HSBC'nin raporunda “EC ve GC limanlarındaki bir grev sırasında hacimler hızla WC'ye yönlendirilirse, bu ölçümlerin kötüleştiğini ve ayrıca ekipman eksikliklerine (treyler ve şasi) yol açtığını görebiliriz. Ayrıca, WC limanlarında çalışan işçilerin ILA ile dayanışma amacıyla yapacakları iş yavaşlatma eylemleri de durumu daha da kötüleştirebilir” ifadelerine yer verildi.

Ancak, Avrupa ve Latin Amerika'dan ABD'ye yapılan ithalatlar için durumun çok daha kötü olacağı ve uygulanabilir alternatiflerin bulunmadığı düşünülüyor.

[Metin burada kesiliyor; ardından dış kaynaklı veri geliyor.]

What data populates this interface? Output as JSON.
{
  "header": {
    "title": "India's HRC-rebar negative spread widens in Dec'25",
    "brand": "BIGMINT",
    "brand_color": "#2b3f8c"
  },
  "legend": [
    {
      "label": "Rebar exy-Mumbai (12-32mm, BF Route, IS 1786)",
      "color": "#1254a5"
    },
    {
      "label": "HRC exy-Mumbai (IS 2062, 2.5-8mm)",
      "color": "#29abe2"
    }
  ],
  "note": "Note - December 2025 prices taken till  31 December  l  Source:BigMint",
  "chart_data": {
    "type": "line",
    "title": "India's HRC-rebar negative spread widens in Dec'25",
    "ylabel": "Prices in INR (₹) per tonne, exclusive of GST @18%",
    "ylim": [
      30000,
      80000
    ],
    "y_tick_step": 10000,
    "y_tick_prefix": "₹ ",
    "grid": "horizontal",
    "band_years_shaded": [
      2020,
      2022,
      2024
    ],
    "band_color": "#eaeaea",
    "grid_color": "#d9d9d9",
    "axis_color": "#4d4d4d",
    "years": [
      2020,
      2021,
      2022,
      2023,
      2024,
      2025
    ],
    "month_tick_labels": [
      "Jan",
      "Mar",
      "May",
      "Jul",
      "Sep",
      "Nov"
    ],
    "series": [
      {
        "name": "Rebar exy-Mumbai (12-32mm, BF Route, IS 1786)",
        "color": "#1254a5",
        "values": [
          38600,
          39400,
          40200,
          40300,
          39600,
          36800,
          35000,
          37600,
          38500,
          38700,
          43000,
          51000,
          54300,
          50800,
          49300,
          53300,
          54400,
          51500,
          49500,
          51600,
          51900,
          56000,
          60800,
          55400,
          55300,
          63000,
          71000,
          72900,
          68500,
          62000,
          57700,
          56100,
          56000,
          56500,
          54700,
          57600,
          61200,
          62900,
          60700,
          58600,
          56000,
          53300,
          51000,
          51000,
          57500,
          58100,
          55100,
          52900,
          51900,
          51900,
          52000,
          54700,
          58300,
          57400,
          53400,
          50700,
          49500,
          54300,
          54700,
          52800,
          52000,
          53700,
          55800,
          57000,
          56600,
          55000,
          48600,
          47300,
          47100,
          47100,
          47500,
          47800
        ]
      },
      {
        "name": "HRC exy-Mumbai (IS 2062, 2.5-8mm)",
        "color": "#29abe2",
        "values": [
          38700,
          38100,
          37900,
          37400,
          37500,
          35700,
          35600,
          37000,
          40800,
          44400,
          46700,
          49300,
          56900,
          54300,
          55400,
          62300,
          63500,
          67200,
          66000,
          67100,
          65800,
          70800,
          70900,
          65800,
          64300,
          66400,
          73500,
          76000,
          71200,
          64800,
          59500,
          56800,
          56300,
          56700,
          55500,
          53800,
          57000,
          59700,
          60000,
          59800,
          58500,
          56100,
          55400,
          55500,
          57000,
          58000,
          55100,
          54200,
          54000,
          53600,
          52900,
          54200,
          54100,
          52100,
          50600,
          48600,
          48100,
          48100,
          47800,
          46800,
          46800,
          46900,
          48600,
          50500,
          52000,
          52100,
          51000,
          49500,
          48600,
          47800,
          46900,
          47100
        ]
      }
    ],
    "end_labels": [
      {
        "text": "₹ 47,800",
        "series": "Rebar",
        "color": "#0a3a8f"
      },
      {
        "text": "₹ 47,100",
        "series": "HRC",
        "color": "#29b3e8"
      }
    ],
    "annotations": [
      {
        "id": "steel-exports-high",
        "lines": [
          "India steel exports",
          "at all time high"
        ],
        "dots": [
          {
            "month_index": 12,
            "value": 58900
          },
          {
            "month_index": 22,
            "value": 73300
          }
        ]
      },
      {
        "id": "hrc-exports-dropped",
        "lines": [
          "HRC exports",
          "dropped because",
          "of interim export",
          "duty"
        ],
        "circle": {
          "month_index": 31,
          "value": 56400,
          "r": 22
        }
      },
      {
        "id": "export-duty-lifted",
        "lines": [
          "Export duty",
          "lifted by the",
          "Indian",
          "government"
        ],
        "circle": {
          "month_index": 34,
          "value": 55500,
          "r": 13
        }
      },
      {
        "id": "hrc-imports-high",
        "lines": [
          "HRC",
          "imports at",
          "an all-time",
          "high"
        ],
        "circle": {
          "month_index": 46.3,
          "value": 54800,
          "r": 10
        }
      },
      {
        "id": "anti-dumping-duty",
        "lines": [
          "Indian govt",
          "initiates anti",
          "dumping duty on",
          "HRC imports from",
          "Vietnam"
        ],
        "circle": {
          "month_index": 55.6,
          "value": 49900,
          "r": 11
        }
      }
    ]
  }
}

Raporda, “Avrupa ve Latin Amerika'dan AT ve GK'ya yapılan sevkiyatlar büyük olasılıkla karaya oturacak ve nakliyecilerin yeniden rota belirlemek için çok az seçeneği olacak. Atlantik tarafındaki Kanada ve Meksika limanlarının hem kendi hacimlerini hem de ABD'den gelebilecek herhangi bir yükü elleçleme kapasitesi oldukça yetersiz” denildi.

Montreal'in bu yıl ayda en fazla 132.000 teu, Halifax'ın ise 2024'ün 2. çeyreğinde 124.000 teu elleçlemesi halinde Kanada limanları yön değiştiren yükler nedeniyle zorlanacak. Bu arada Meksika'nın hem liman hem de intermodal kapasitesi sınırlı.

Rapora göre, “Avrupalı ihracatçılar daha az hazırlıklı göründüğü için olası bir işçi grevinin transatlantik hacimlerini daha da fazla etkileyeceğini düşünüyoruz. Avrupalı ihracatçılar, Asya'dan yapılan ihracata kıyasla daha kısa olan sefer mesafeleri nedeniyle işgücü durumunun netleşmesini beklemiş ve ancak son haftalarda ihracatı hızlandırmış olabilirler.”

Raporda, Biden yönetiminin 2022 Batı Yakası limanları lokavtında olduğu gibi 80 günlük bir bekleme süresi için mahkeme kararıyla Taft-Hartley Yasası'na başvurmayı seçebileceği ihtimali üzerinde duruluyor. Ancak HSBC, seçimler yaklaşırken federal hükümetin devreye girmeyi seçmesinin biraz zaman alabileceğine inanıyor.

Raporda şu ifadeler yer alıyor: “Yönetim, 2022'de bir demiryolu grevini önleme çabalarında görüldüğü gibi, işçi müzakerelerinde proaktif bir yaklaşım sergilemiştir. Ancak, yönetimin seçimler öncesinde olası siyasi sonuçları göz önünde bulundurarak Taft-Hartley'e başvurmadan önce diğer tüm müzakere seçeneklerini araştırabileceğini düşünüyoruz. Yönetim devreye girmeden önce önemli aksaklıkların meydana gelmiş olması mümkündür.”